And so on. Really, though, when it comes to good Skill Challenges, anything goes. The only essential is that you make sure the PCs can make interestign choices.

-rg
 

Tony Vargas

Legend
It seems to be pretty well accepted that 4ed rules allow for gripping and balanced fights at the price of extending combat length. I consider this a fair trade for major battles that have a serious chance of killing the group or that significantly advance the parties goals.
It's not really a price. A climactic battle that ended in the first round would be, well, anti-climactic. An interesting tactical engagement or a major battle for high stakes, in order to be dramatic, needs to take a little longer. That's not a price, it's part of the point.

However, this does not describe all fights; in many situations, the PCs may face inferior foes.

So in this thread I am trying to brainstorm how to modify easy fights (encounters at the level of the group or lower) to make them faster while also making them more exciting.
For trivial fights, use minions. A good example is the 'sound the alarm' scenario. There are a small number of minions but they can summon much more dangerous foes if they aren't all taken down very quickly. Combine the minions with a skill challenge to sneak up on them or keep them from sounding the alarm long enough to kill them - or a more difficult one to bluff your way out of or evade the re-enforcement if you don't kill 'em quick enough.


Here are some suggestions that i would like some feedback on:

1. Double Damage: Monsters deal double damage while having half the hit points.
Sort of a 'bloodied rage?' Works fine, actually. It'll encourage the players to really pull out the stops and finish a monster once it's bloodied.

2. Loose the map.
Not particularly helpful unless you want to mostly hand-wave the combat. You'll lose more time in explaining and re-explaining and correcting mistakes in positioning and settling arguments over who can attack whom and who was in what AE than you'll save in setting up and striking a map and minis.

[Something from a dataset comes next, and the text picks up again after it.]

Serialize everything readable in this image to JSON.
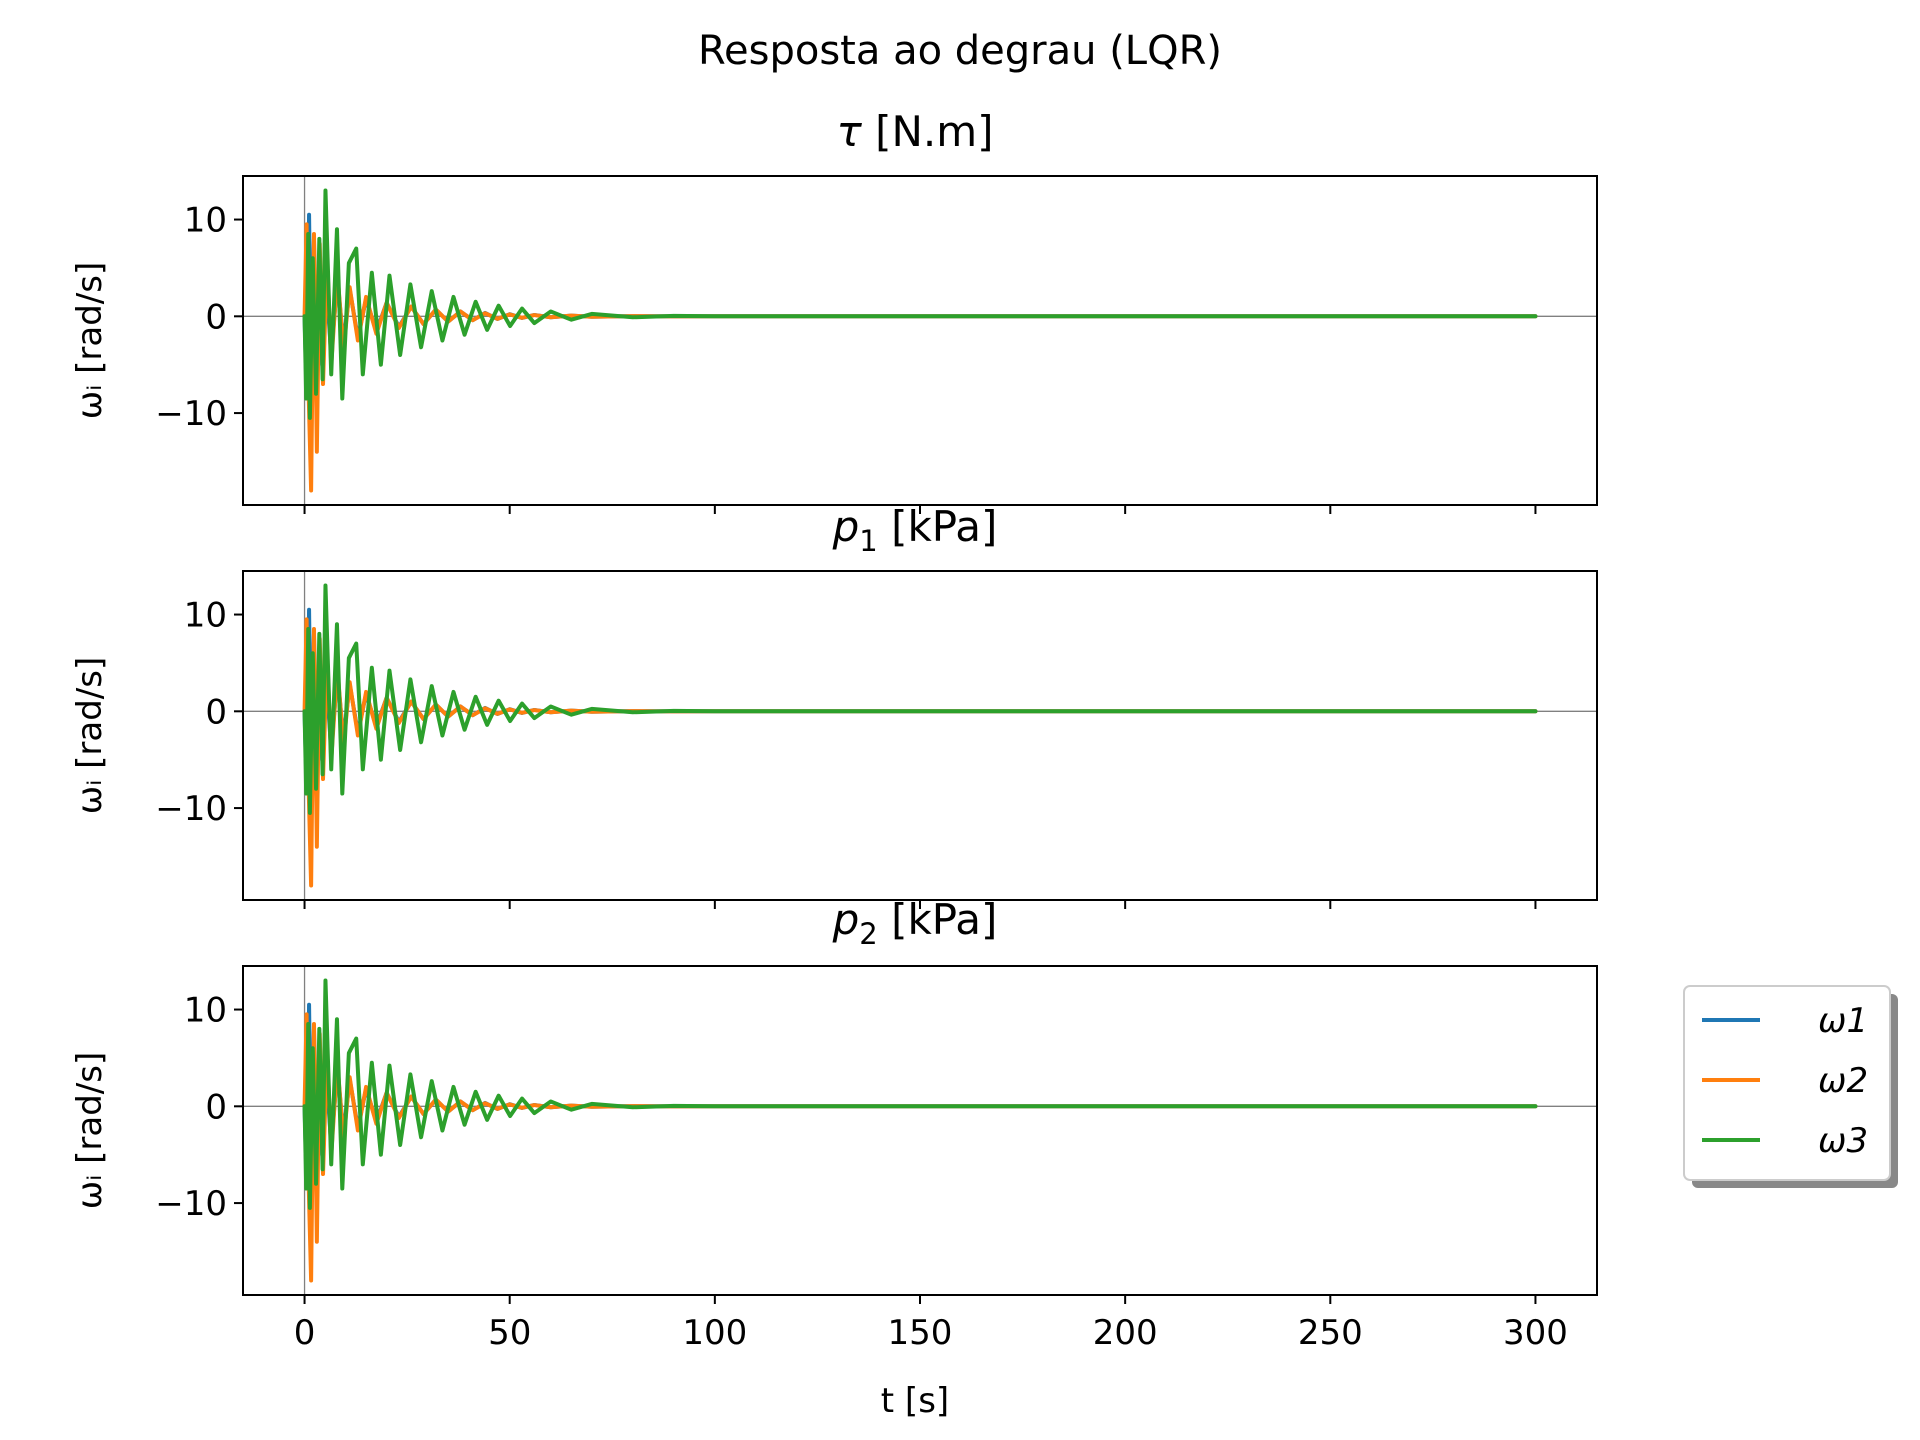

What could I do to reduce the disadvantages of loosing the map?
It's really a matter of talent. If you're one of those DMs who can keep a complicated fight 'in his head,' or, like me, convincingly fake it, you can ditch the map for less significant combats and 'story mode' through movement and positioning, using mechanics to resolve attacks and damage and the like. You might also not keep track of exact hps and other stats for monsters, just have the monsters start dropping when you've gotten what you want out of the fight.

Am I overlooking any other simplification?
Keep the monsters simple. At-level fights vs only standard monsters can go pretty quickly, especially if you don't fall into the standard focus-fire tactic, but instead use AEs and multiple attacks and save the 'finishing moves' for the last round of combat. Otherwise, the usual burn 'em down one at a time tactic can leave the last couple of enemies feeling clearly over-matched, but fresh enough to survive making a run for it.

Avoid Solos, Elites, monsters with many different powers, recharging powers, and the like. Definitely avoid monsters with weaken, stun, insubstantial and other tricks that'll slow the party down. They're great for 'tough' fights but merely frustrating for at-level or underleveled ones.